Saad Abdulrahman

Personal information
- Born: 2 May 1985 (age 41) Doha, Qatar
- Nationality: Qatari
- Listed height: 6 ft 4 in (1.93 m)

Career information
- Playing career: 2005–2016
- Position: Point guard

Career history
- 2005–2007: Al-Sadd
- 2007–2010: Al-Rayyan
- 2011–2016: Al-Sadd

= Saad Abdulrahman =

Qatari basketball player (born 1985)

Saad Abdulrahman Ali (born 2 May 1985) is a former professional basketball player. He played for Al-Sadd of the Qatar Basketball League. He was also a member of the Qatar national basketball team.

Saad competed for the Qatar national basketball team at the 2005 2007 and FIBA Asia Championship 2009. He also competed for Qatar at their only FIBA World Championship performance to date, in 2006, where he averaged 12.8 points and 2.4 assists per game.

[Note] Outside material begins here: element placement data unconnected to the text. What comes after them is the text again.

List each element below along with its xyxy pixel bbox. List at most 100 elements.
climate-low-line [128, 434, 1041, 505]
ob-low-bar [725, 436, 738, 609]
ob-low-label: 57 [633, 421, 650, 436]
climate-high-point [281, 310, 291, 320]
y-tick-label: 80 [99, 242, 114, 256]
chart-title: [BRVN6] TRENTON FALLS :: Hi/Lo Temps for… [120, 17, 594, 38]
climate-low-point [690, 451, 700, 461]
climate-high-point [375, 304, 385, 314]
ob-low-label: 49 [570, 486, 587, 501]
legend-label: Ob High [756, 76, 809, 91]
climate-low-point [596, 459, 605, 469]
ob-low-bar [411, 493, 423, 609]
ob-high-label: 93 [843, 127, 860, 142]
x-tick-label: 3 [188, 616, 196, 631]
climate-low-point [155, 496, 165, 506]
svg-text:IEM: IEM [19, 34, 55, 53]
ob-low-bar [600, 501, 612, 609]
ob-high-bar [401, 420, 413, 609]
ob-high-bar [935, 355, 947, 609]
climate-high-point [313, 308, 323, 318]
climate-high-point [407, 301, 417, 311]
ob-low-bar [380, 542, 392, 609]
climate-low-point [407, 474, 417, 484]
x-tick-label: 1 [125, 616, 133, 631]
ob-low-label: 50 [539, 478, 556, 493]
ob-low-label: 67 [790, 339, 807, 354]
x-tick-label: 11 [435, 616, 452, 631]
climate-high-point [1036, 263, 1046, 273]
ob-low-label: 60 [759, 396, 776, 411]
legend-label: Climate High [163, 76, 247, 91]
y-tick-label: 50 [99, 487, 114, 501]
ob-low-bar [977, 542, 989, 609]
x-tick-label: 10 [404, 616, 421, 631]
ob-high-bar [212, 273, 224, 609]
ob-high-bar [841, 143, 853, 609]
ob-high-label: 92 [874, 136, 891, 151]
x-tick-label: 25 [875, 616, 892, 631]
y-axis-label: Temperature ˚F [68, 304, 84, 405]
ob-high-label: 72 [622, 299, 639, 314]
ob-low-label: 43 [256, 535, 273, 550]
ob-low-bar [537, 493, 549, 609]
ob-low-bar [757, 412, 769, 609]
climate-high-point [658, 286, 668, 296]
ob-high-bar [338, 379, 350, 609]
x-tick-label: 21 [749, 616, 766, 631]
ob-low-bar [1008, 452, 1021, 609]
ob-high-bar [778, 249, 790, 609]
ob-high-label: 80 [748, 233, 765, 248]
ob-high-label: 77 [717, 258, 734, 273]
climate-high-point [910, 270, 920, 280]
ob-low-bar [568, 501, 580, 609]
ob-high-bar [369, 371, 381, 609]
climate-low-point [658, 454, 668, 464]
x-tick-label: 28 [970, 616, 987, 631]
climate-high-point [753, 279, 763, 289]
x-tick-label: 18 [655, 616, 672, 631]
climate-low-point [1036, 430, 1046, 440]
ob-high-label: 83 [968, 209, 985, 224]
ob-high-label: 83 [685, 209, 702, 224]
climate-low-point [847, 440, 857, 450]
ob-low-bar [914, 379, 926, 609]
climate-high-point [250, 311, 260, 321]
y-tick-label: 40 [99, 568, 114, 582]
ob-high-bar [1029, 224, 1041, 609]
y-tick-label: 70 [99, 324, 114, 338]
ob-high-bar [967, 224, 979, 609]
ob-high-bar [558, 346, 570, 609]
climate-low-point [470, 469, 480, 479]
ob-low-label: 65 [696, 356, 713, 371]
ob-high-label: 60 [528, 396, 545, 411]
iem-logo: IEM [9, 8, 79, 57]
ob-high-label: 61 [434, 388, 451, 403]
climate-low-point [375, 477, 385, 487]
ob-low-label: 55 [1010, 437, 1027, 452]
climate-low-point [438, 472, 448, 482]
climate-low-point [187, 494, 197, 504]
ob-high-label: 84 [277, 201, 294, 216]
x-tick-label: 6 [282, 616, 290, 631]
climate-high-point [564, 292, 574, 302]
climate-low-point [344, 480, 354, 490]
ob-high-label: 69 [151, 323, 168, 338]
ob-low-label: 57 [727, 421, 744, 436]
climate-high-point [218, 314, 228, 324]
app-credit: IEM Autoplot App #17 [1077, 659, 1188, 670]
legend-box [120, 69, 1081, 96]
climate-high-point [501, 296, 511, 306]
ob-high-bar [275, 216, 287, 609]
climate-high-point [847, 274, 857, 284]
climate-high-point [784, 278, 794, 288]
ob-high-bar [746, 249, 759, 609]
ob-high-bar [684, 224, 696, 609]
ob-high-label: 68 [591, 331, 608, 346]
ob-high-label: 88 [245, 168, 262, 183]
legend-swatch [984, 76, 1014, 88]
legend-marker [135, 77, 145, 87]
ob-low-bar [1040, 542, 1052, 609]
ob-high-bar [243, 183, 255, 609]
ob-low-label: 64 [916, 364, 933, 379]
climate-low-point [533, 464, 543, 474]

In 2009, Abdulrahman had his best individual international tournament to date, averaging 17.8 points per game for the Qataris. He finished in the top ten leaders in points, minutes and steals per game en route to being named to the All-Tournament third team. However, despite his efforts, Qatar finished sixth in the tournament and failed to qualify for their second consecutive FIBA World Championship.